An additional security feature is that organizations have the option to choose which nodes can validate their transactions. This is particularly helpful if there are malicious validators on the network or if the organization’s tokens represent some real-world asset that cannot be double-redeemed. For example, suppose some token represents a pound of gold. If the token were issued on Ethereum or Bitcoin, any fork could sow confusion and risk double-redemption. However, on Stellar, organizations can pre-select which validators have the “legitimate” version of their token.

3) Create custom ICOs
No two ICOs are the same, just as no two companies are the same. Stellar enables tailor-made ICOs by providing base abstractions such as accounts, tokens, payments, offers (to exchange one token type for another), and atomic transactions consisting of multiple operations. Users can combine these simple abstractions in complex ways to get a wide array of behaviors, similar to building custom structures with simple lego blocks. For instance, issuing dividends, bonds, escrow, collateralized debt, dividends, inflation, and the Lightning network are all possible on the Stellar network. Because of primitive support for atomic transactions, it is trivial to code something that says A sends to B if B sends to C.

Using Stellar leads to faster development time since it has already built-in common ICO features such as creating a token and whitelisting eligible contributors (e.g. to enforce know-your-customer requirements and limit activity in some jurisdictions). Stellar is a particularly good choice for organizations who have know-your-customer requirements.

We have written a blog post about how to create tokens on Stellar. And also a post about how a crowdfunding contract could operate on Stellar. For more detailed information and instructions, check out the Stellar Developers’ Guide.

4) Significantly cheaper and faster
As ether (ETH) obtains higher valuations, computation and transactions are becoming increasingly expensive. Even at the current order of magnitude of price ($200-$300), gas prices are costly.

Stellar does not require any “gas” to execute programs and only requires a negligible transaction fee (.00001 XLM—a fraction of a fraction of a penny) to discourage users with malicious intent from flooding the network with transactions.

The median transaction time on Stellar is 5 seconds, compared to approximately 3.5 minutes on Ethereum.

Stellar v. Ethereum

Stellar Ethereum
Median Confirmation Time 5 seconds 3.5 minutes
Price Negligible transaction fee (.00001 XLM ~= $0.0000002). 10 XLM/offer deposit (refunded when offer filled or canceled). No gas fee for computations. Depends on complexity of computation, speed of transaction, and fiat value of ether. The median cost for a transfer is $0.094
Features A library of base abstractions that can generate sophisticated behavior. See the Stellar Developer Guide Anything the mind can imagine, and plenty of things that it didn’t consider.
Security

Decentralized network: anyone can run a Stellar Core node and validate transactions. Can choose your validators for increased security.
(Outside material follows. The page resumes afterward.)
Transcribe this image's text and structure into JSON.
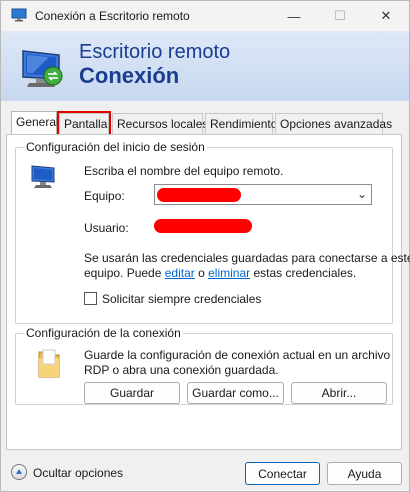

Atomic transactions comprised of simple, declarative operations lead to more auditable code and fewer security pitfalls.

Decentralized network: anyone can run a node and validate transactions. No built-in feature for choosing approved validators.

Turing complete programming capabilities produces less auditable code and greater risk of exploitable vulnerabilities.

Note: Prices and speed reflect the state of the markets and networks on 12:53 PM UTC, July 24, 2017.

Conclusion

Stellar is an excellent choice for any ICO that does not require Turing-complete smart contracts and can benefit from immediate creation of a secondary market. To learn more about the technical specifications, please refer to the Stellar Developers’ Guide. We also intend to release a tutorial and more technical guidance in the upcoming weeks. Lastly, if you’re interested in testing the waters and developing for the Stellar network, you may be interested in participating in the next Stellar Build Challenge to win lumens!

At the end of the day, the mission of Stellar is to promote financial inclusion. To this end, we welcome responsible, positive-impact projects to explore Stellar as a platform to further global participation in fundraising and blockchain usage.